1. Host regular 'structure review' sessions where experienced writers explain their organizational decisions 2. Create templates that embed structural wisdom while allowing customization 3. Develop case study discussions around successful and unsuccessful content organization attempts 4. Implement peer review processes that focus specifically on structural decisions
Teams develop shared intuition about effective information architecture, leading to more user-friendly documentation structures and improved findability of information.
Teams lack consistent standards for evaluating documentation quality beyond basic grammar and completeness checks, leading to inconsistent user experiences.
Systematically capture tacit knowledge about quality indicators through collaborative evaluation processes and expert knowledge sharing.
1. Create quality review checklists based on expert intuition and experience 2. Conduct group evaluation sessions where experts verbalize their quality assessment process 3. Develop scoring rubrics that incorporate both explicit criteria and experiential insights 4. Establish regular calibration sessions to align team members' quality intuition
Teams develop more sophisticated and consistent quality standards, resulting in documentation that better serves user needs and maintains higher overall quality across all content.
Writers struggle to adapt their communication style and technical depth appropriately for different audiences without extensive trial and error.

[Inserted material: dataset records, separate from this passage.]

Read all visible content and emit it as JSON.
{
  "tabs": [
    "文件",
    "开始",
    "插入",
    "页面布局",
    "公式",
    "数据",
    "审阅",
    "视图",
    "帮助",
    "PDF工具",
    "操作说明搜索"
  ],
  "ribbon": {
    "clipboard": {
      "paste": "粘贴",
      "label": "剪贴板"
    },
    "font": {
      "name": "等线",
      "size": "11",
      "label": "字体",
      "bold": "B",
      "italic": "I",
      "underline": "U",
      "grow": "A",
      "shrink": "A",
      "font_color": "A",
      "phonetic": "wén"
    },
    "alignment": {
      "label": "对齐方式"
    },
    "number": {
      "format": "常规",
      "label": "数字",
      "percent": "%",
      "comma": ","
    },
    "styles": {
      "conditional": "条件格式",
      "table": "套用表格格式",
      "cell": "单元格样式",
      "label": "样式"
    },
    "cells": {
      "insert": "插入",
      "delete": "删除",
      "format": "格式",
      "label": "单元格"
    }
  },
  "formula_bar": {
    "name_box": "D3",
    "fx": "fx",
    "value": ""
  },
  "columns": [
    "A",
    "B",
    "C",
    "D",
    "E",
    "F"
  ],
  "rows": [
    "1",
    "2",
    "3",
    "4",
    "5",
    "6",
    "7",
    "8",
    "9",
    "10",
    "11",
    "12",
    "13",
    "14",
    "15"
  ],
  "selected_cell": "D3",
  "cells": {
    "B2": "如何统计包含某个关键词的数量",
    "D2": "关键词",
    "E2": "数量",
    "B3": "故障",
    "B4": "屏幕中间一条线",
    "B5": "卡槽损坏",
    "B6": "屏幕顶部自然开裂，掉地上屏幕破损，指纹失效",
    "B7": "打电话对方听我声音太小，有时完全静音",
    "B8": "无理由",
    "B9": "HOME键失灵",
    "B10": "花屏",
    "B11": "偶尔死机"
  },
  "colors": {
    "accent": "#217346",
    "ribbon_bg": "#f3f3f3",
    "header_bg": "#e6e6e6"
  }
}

Transfer tacit knowledge about audience analysis and communication adaptation through structured mentoring and collaborative writing processes.
1. Create audience persona workshops led by experienced writers who share their audience insights 2. Implement collaborative writing sessions where experts demonstrate their adaptation process in real-time 3. Develop feedback loops that help writers understand the impact of their communication choices 4. Establish regular review sessions focused specifically on audience appropriateness
Writers develop better instincts for audience needs and communication preferences, leading to more effective documentation that resonates with intended users and achieves better engagement rates.
Regularly scheduled sessions where experienced team members share their insights, decision-making processes, and lessons learned from specific documentation projects or challenges.
Formal programs that pair experienced documentation professionals with newer team members to facilitate direct transfer of experiential knowledge through observation and guided practice.
Implement review processes that encourage experienced team members to verbalize their thinking and decision-making rationale, making implicit knowledge more explicit for others to learn from.
Establish informal networks and regular gatherings where documentation professionals can share experiences, discuss challenges, and learn from each other's tacit knowledge.
Systematically capture the reasoning behind documentation decisions, including contextual factors and trade-offs, to help preserve and transfer experiential knowledge.